The partnership which will be fronted by Times Bridge, the global investments and partnerships arm of The Times Group, and aims to help Malaria No More build coalitions of influencers, strengthen policy advocacy, and produce and distribute regionally adapted, multi-media content to elevate the issue on the national agenda.
It will build on Malaria No More’s work with the central government and the government of Odisha, where it claims malaria cases declined by more than 80% in the last year. These efforts are critical steps toward achieving a Malaria Free India by 2030, a vision Indian Prime Minister Narendra Modi announced at the 2015 East Asia Summit in Malaysia.

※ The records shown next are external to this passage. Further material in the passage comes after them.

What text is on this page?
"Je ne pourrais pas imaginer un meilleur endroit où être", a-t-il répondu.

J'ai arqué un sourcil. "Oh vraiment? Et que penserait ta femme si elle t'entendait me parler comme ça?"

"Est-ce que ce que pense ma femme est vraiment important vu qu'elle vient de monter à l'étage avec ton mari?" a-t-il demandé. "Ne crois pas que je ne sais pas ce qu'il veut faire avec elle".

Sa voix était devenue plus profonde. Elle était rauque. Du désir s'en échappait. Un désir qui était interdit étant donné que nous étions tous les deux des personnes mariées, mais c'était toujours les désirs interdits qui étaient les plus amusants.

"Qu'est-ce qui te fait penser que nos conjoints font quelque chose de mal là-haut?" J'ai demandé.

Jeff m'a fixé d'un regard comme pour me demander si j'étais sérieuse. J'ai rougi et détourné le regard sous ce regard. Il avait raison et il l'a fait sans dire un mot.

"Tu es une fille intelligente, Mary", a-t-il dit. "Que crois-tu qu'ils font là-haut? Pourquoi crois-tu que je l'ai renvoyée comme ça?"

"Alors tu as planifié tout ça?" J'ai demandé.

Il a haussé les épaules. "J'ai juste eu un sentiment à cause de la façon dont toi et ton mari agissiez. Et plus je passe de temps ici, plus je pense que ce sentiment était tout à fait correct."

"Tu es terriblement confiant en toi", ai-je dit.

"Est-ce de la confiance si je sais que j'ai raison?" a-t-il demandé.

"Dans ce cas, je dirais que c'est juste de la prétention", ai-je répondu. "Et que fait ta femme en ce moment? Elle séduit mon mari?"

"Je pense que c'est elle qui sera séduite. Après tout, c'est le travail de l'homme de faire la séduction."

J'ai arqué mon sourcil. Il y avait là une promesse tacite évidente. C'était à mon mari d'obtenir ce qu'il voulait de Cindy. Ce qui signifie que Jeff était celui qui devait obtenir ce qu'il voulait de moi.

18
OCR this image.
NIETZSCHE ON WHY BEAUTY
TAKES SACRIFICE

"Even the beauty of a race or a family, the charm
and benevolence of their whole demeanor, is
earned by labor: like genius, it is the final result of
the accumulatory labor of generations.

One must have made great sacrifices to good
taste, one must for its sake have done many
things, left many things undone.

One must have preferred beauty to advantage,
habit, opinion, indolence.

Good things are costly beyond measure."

Times Bridge will rally national and regional influencers from across many subsets of Indian culture to advance mass awareness, promote progress amongst government decision makers, and popularize actions and behaviors individuals must take to protect themselves, their families, and communities from malaria.
It will draw on the storytelling resources of The Times Group to lead the production and distribution of actionable, cross-platform media, including optimization for mobile and digital contexts. It hopes to inform and engage at-risk populations in key regions of the country regarding the disease, while also giving a wider swath of Indians an opportunity to act in support of the campaign.
“India is key to humanity’s ambition to eliminate the disease. It was true for smallpox and polio, and it will be true for malaria. But we can only accomplish this goal if we work hand-in-hand with India’s most entrepreneurial companies and inspire the public to take up this historic challenge,” said Martin Edlund, the chief executive of Malaria No More.
“Times Bridge has an unmatched record of bringing innovations to India and shaping consumer culture. We’re convinced they’ll be transformative in helping India to end mankind’s oldest, deadliest disease.”